Steven E. Jones is DeBartolo Chair in Liberal Arts and Professor of English and Digital Humanities in the Department of English, University of South Florida. For a list of publications and presentations, as well as contact information, see the curriculum vitae. Recent research includes serving as PI for a collaborative project, “Reconstructing the First Humanities Computing Center”: http://www.recaal.org, supported by a Level II NEH Digital Humanities Advancement Grant (2017-2019).
Cell Tower (Bloomsbury, 2020), a book in the Object Lessons series, which explores the hidden lives of ordinary things. Learning to see the cell tower can help us to understand our insatiable desire for invisible, ethereal, and ubiquitous connectivity–however much steel, concrete, and cable it takes to sustain that desire.
Roberto Busa, S. J., and the Emergence of Humanities Computing: The Priest and the Punched Cards (Routledge, 2016), a book about the Italian Jesuit scholar who collaborated with IBM to produce a massive concordance to the works of St. Thomas Aquinas. (See the companion website for a collection of annotated images.)

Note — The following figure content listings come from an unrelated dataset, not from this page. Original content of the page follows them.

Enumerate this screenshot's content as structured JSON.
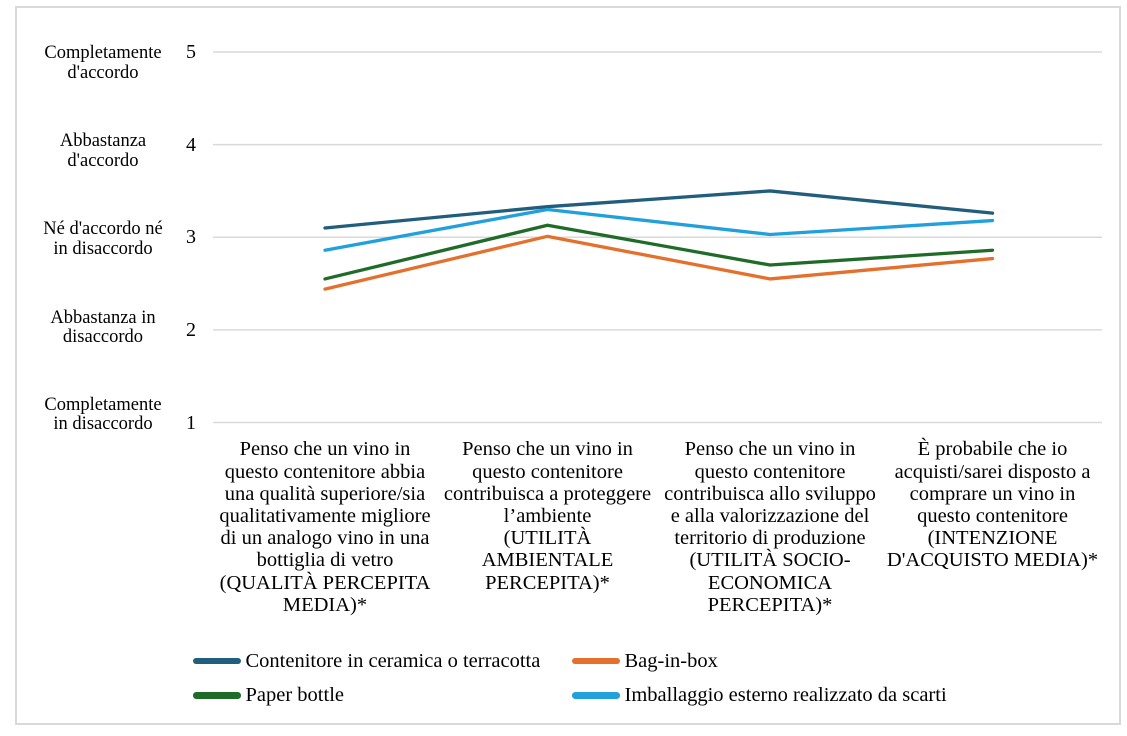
{
  "chart_data": {
    "type": "line",
    "title": "",
    "xlabel": "",
    "ylabel": "",
    "ylim": [
      1,
      5
    ],
    "grid": true,
    "legend_position": "bottom",
    "categories": [
      "Penso che un vino in\nquesto contenitore abbia\nuna qualità superiore/sia\nqualitativamente migliore\ndi un analogo vino in una\nbottiglia di vetro\n(QUALITÀ PERCEPITA\nMEDIA)*",
      "Penso che un vino in\nquesto contenitore\ncontribuisca a proteggere\nl’ambiente\n(UTILITÀ\nAMBIENTALE\nPERCEPITA)*",
      "Penso che un vino in\nquesto contenitore\ncontribuisca allo sviluppo\ne alla valorizzazione del\nterritorio di produzione\n(UTILITÀ SOCIO-\nECONOMICA\nPERCEPITA)*",
      "È probabile che io\nacquisti/sarei disposto a\ncomprare un vino in\nquesto contenitore\n(INTENZIONE\nD'ACQUISTO MEDIA)*"
    ],
    "series": [
      {
        "name": "Contenitore in ceramica o terracotta",
        "color": "#215D7C",
        "values": [
          3.1,
          3.33,
          3.5,
          3.26
        ]
      },
      {
        "name": "Bag-in-box",
        "color": "#E4702C",
        "values": [
          2.44,
          3.01,
          2.55,
          2.77
        ]
      },
      {
        "name": "Paper bottle",
        "color": "#216B29",
        "values": [
          2.55,
          3.13,
          2.7,
          2.86
        ]
      },
      {
        "name": "Imballaggio esterno realizzato da scarti",
        "color": "#22A0DB",
        "values": [
          2.86,
          3.3,
          3.03,
          3.18
        ]
      }
    ],
    "y_axis": {
      "tick_labels": [
        "5",
        "4",
        "3",
        "2",
        "1"
      ],
      "scale_labels": [
        "Completamente\nd'accordo",
        "Abbastanza\nd'accordo",
        "Né d'accordo né\nin disaccordo",
        "Abbastanza in\ndisaccordo",
        "Completamente\nin disaccordo"
      ],
      "gridline_color": "#D9D9D9"
    }
  }
}
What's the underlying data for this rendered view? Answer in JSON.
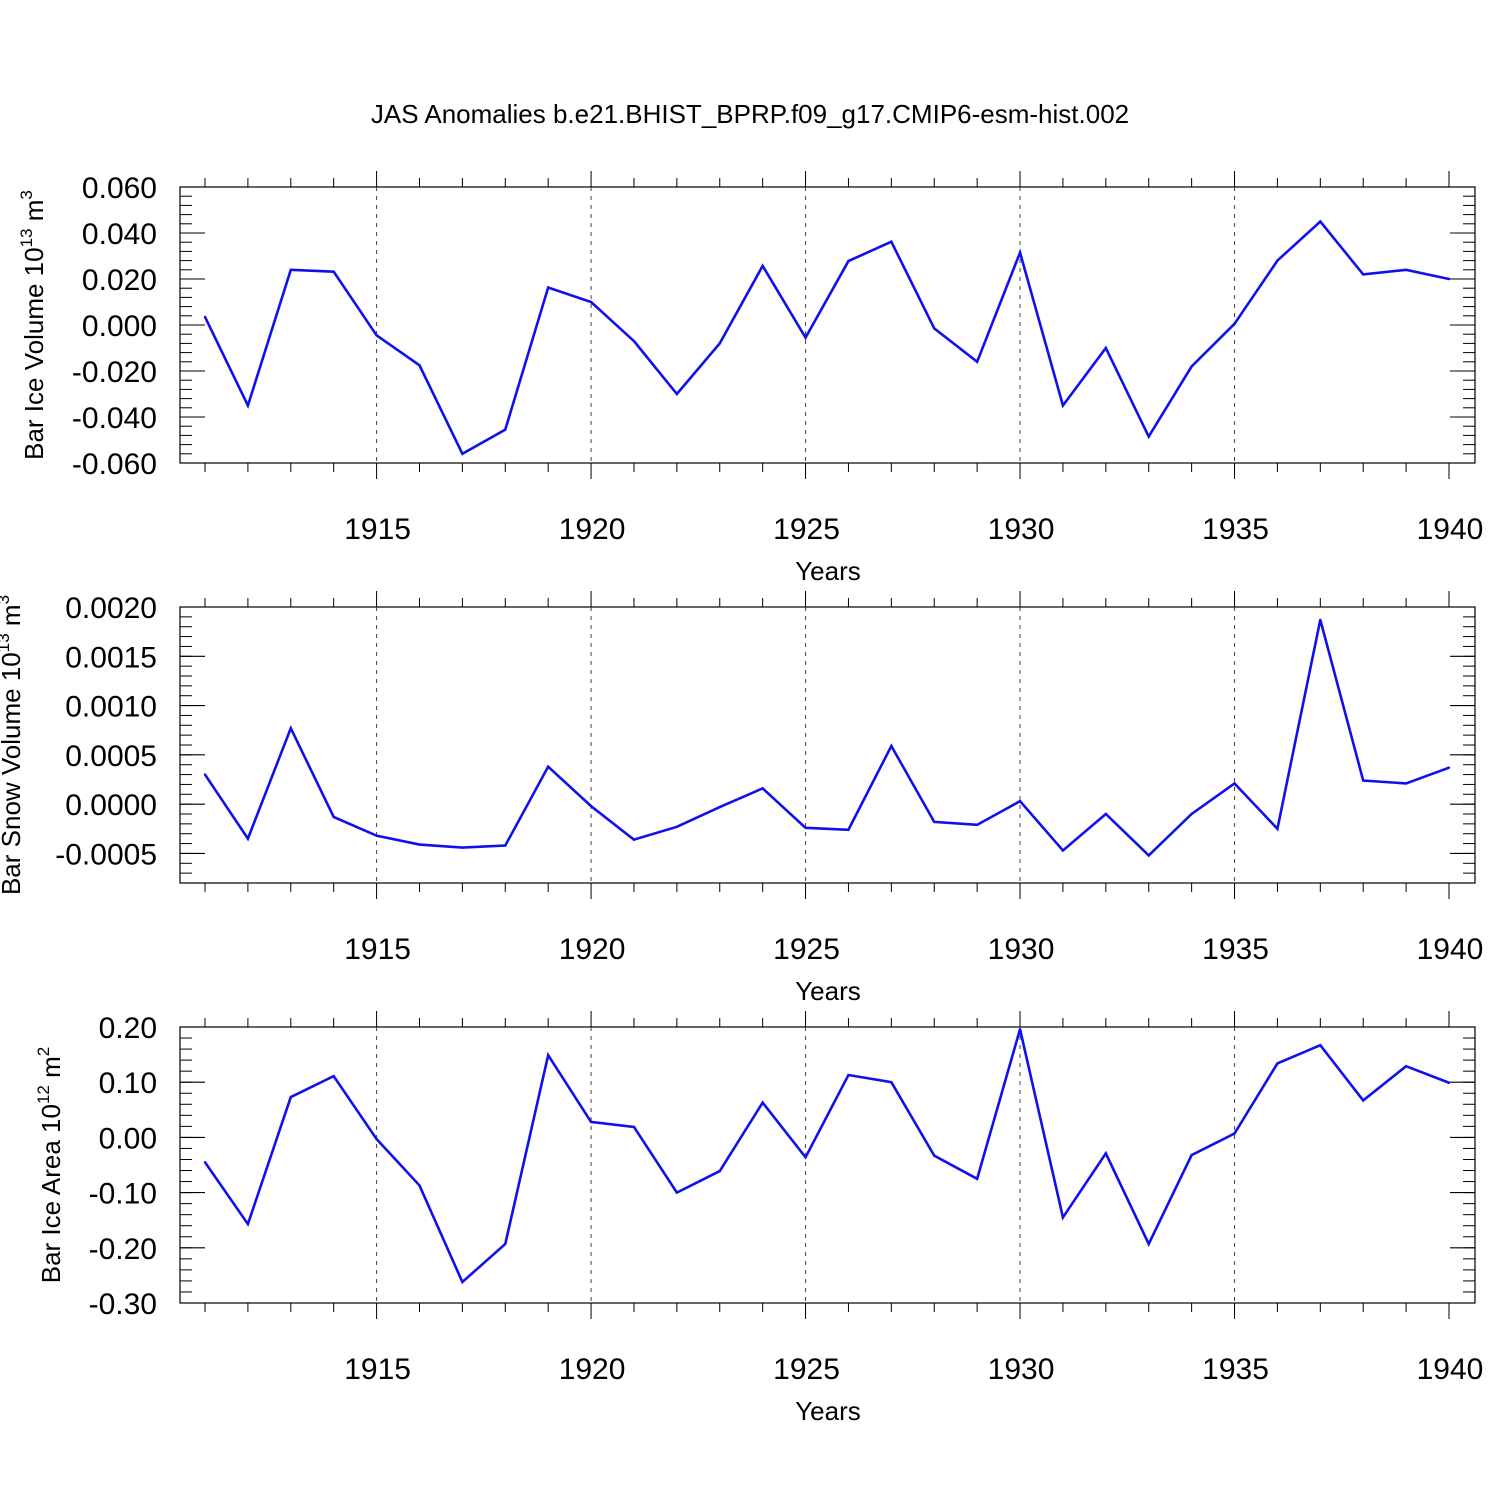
{
  "title": "JAS Anomalies b.e21.BHIST_BPRP.f09_g17.CMIP6-esm-hist.002",
  "colors": {
    "line": "#1010ee",
    "axis": "#000000",
    "grid": "#444444"
  },
  "chart_data": [
    {
      "type": "line",
      "series": [
        {
          "name": "Bar Ice Volume",
          "values": [
            0.0035,
            -0.035,
            0.024,
            0.0232,
            -0.0045,
            -0.0175,
            -0.056,
            -0.0455,
            0.0163,
            0.01,
            -0.007,
            -0.03,
            -0.008,
            0.0257,
            -0.0055,
            0.0278,
            0.0362,
            -0.0015,
            -0.016,
            0.0315,
            -0.035,
            -0.01,
            -0.0485,
            -0.018,
            0.0005,
            0.028,
            0.045,
            0.022,
            0.024,
            0.02
          ]
        }
      ],
      "x": [
        1911,
        1912,
        1913,
        1914,
        1915,
        1916,
        1917,
        1918,
        1919,
        1920,
        1921,
        1922,
        1923,
        1924,
        1925,
        1926,
        1927,
        1928,
        1929,
        1930,
        1931,
        1932,
        1933,
        1934,
        1935,
        1936,
        1937,
        1938,
        1939,
        1940
      ],
      "xlabel": "Years",
      "ylabel_main": "Bar Ice Volume 10",
      "ylabel_exp": "13",
      "ylabel_unit": " m",
      "ylabel_unit_exp": "3",
      "xlim": [
        1911,
        1940
      ],
      "ylim": [
        -0.06,
        0.06
      ],
      "yticks": [
        -0.06,
        -0.04,
        -0.02,
        0.0,
        0.02,
        0.04,
        0.06
      ],
      "ytick_labels": [
        "-0.060",
        "-0.040",
        "-0.020",
        "0.000",
        "0.020",
        "0.040",
        "0.060"
      ],
      "xticks": [
        1915,
        1920,
        1925,
        1930,
        1935,
        1940
      ],
      "xtick_labels": [
        "1915",
        "1920",
        "1925",
        "1930",
        "1935",
        "1940"
      ]
    },
    {
      "type": "line",
      "series": [
        {
          "name": "Bar Snow Volume",
          "values": [
            0.0003,
            -0.00035,
            0.00077,
            -0.00013,
            -0.00032,
            -0.00041,
            -0.00044,
            -0.00042,
            0.00038,
            -2e-05,
            -0.00036,
            -0.00023,
            -3e-05,
            0.00016,
            -0.00024,
            -0.00026,
            0.00059,
            -0.00018,
            -0.00021,
            3e-05,
            -0.00047,
            -0.0001,
            -0.00052,
            -0.0001,
            0.00021,
            -0.00025,
            0.00187,
            0.00024,
            0.00021,
            0.00037
          ]
        }
      ],
      "x": [
        1911,
        1912,
        1913,
        1914,
        1915,
        1916,
        1917,
        1918,
        1919,
        1920,
        1921,
        1922,
        1923,
        1924,
        1925,
        1926,
        1927,
        1928,
        1929,
        1930,
        1931,
        1932,
        1933,
        1934,
        1935,
        1936,
        1937,
        1938,
        1939,
        1940
      ],
      "xlabel": "Years",
      "ylabel_main": "Bar Snow Volume 10",
      "ylabel_exp": "13",
      "ylabel_unit": " m",
      "ylabel_unit_exp": "3",
      "xlim": [
        1911,
        1940
      ],
      "ylim": [
        -0.0008,
        0.002
      ],
      "yticks": [
        -0.0005,
        0.0,
        0.0005,
        0.001,
        0.0015,
        0.002
      ],
      "ytick_labels": [
        "-0.0005",
        "0.0000",
        "0.0005",
        "0.0010",
        "0.0015",
        "0.0020"
      ],
      "xticks": [
        1915,
        1920,
        1925,
        1930,
        1935,
        1940
      ],
      "xtick_labels": [
        "1915",
        "1920",
        "1925",
        "1930",
        "1935",
        "1940"
      ]
    },
    {
      "type": "line",
      "series": [
        {
          "name": "Bar Ice Area",
          "values": [
            -0.045,
            -0.157,
            0.073,
            0.111,
            -0.003,
            -0.087,
            -0.262,
            -0.193,
            0.149,
            0.028,
            0.019,
            -0.1,
            -0.061,
            0.063,
            -0.036,
            0.113,
            0.1,
            -0.033,
            -0.075,
            0.196,
            -0.145,
            -0.029,
            -0.193,
            -0.032,
            0.007,
            0.134,
            0.167,
            0.067,
            0.129,
            0.099
          ]
        }
      ],
      "x": [
        1911,
        1912,
        1913,
        1914,
        1915,
        1916,
        1917,
        1918,
        1919,
        1920,
        1921,
        1922,
        1923,
        1924,
        1925,
        1926,
        1927,
        1928,
        1929,
        1930,
        1931,
        1932,
        1933,
        1934,
        1935,
        1936,
        1937,
        1938,
        1939,
        1940
      ],
      "xlabel": "Years",
      "ylabel_main": "Bar Ice Area 10",
      "ylabel_exp": "12",
      "ylabel_unit": " m",
      "ylabel_unit_exp": "2",
      "xlim": [
        1911,
        1940
      ],
      "ylim": [
        -0.3,
        0.2
      ],
      "yticks": [
        -0.3,
        -0.2,
        -0.1,
        0.0,
        0.1,
        0.2
      ],
      "ytick_labels": [
        "-0.30",
        "-0.20",
        "-0.10",
        "0.00",
        "0.10",
        "0.20"
      ],
      "xticks": [
        1915,
        1920,
        1925,
        1930,
        1935,
        1940
      ],
      "xtick_labels": [
        "1915",
        "1920",
        "1925",
        "1930",
        "1935",
        "1940"
      ]
    }
  ]
}
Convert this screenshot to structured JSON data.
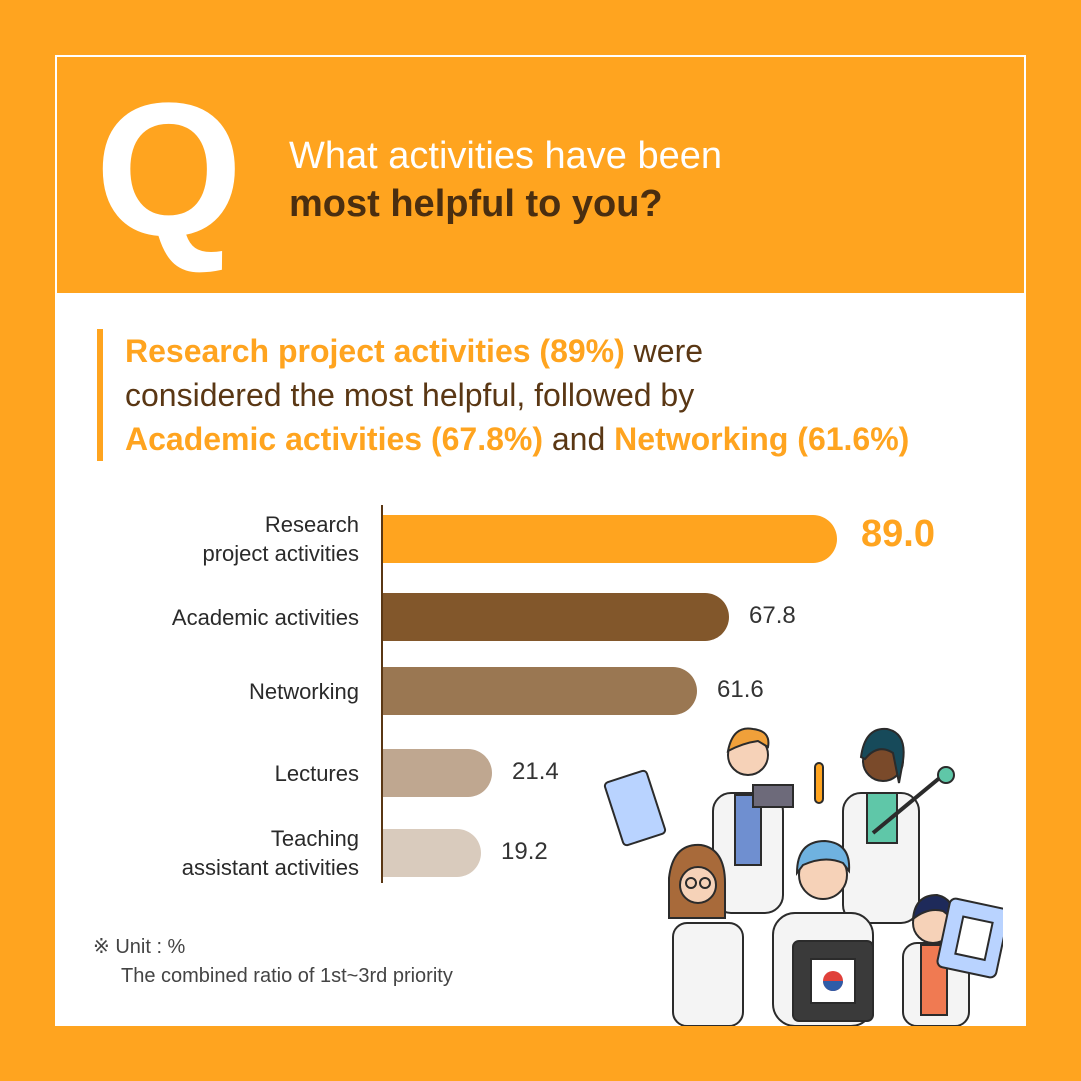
{
  "header": {
    "q_letter": "Q",
    "question_line1": "What activities have been",
    "question_line2": "most helpful to you?"
  },
  "summary": {
    "line1_highlight": "Research project activities (89%)",
    "line1_rest": " were",
    "line2": "considered the most helpful, followed by",
    "line3_highlight1": "Academic activities (67.8%)",
    "line3_mid": " and ",
    "line3_highlight2": "Networking (61.6%)"
  },
  "chart_data": {
    "type": "bar",
    "orientation": "horizontal",
    "categories": [
      "Research\nproject activities",
      "Academic activities",
      "Networking",
      "Lectures",
      "Teaching\nassistant activities"
    ],
    "category_lines": [
      [
        "Research",
        "project activities"
      ],
      [
        "Academic activities"
      ],
      [
        "Networking"
      ],
      [
        "Lectures"
      ],
      [
        "Teaching",
        "assistant activities"
      ]
    ],
    "values": [
      89.0,
      67.8,
      61.6,
      21.4,
      19.2
    ],
    "value_labels": [
      "89.0",
      "67.8",
      "61.6",
      "21.4",
      "19.2"
    ],
    "colors": [
      "#ffa41f",
      "#82572b",
      "#9a7752",
      "#bfa790",
      "#d9cbbd"
    ],
    "xlim": [
      0,
      100
    ],
    "grid": false
  },
  "note": {
    "line1": "※ Unit : %",
    "line2": "The combined ratio of 1st~3rd priority"
  }
}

The Emergence of the Digital Humanities (Routledge, 2014; NEW: open access edition) argues that cultural responses to changes in technology, what William Gibson has called the eversion of cyberspace, provide an essential context for understanding the emergence of the new digital humanities about a decade ago.
Coauthored with George K. Thiruvathukal, Codename Revolution: The Nintendo Wii Platform (MIT Press, 2012), takes an interdisciplinary approach to the Wii in its cultural contexts, as a contribution to the Platform Studies series, edited by Ian Bogost and Nick Montfort.
The Meaning of Video Games (Routledge, 2008) takes a textual-studies approach to games and game-related media, arguing that the rich complexity of games can be understood with the help of concepts such as the paratext, the social text, and collaborative authority–and that textual studies can be enriched by the study of games.
Against Technology (Routledge, 2006) is about the historical Luddite movement in Britain (1811-17) and its links to neo-Luddism in our own time.
(Ed.) The Satiric Eye: Forms of Satire in the Romantic Period (Palgrave Macmillan, 2003), an edited collection of essays (with Introduction by Jones) on satiric writing, images, and theatrical performances from 1780-1832.
Satire and Romanticism (Palgrave Macmillan, 2000) is a study of how satiric and romantic forms of writing helped to construct one another in the nineteenth century.
Shelley’s Satire (Northern Illinois University Press, 1994) challenges traditional images of the poet Percy Bysshe Shelley in the first book-length analysis of his satiric works.
(Ed.) The Bodleian Shelley Manuscripts XVII: Drafts for “Laon and Cythna.” (New York: Garland Press, 1994). Facsimile edition of one of Shelley’s notebooks, with transcripts, bibliographic analysis, and annotations.
(Ed.) The Bodleian Shelley Manuscripts XV: The Julian and Maddalo Draft Notebook. (New York: Garland Press, 1990). Facsimile edition of one of Shelley’s notebooks, with transcripts, bibliographic analysis, and annotations.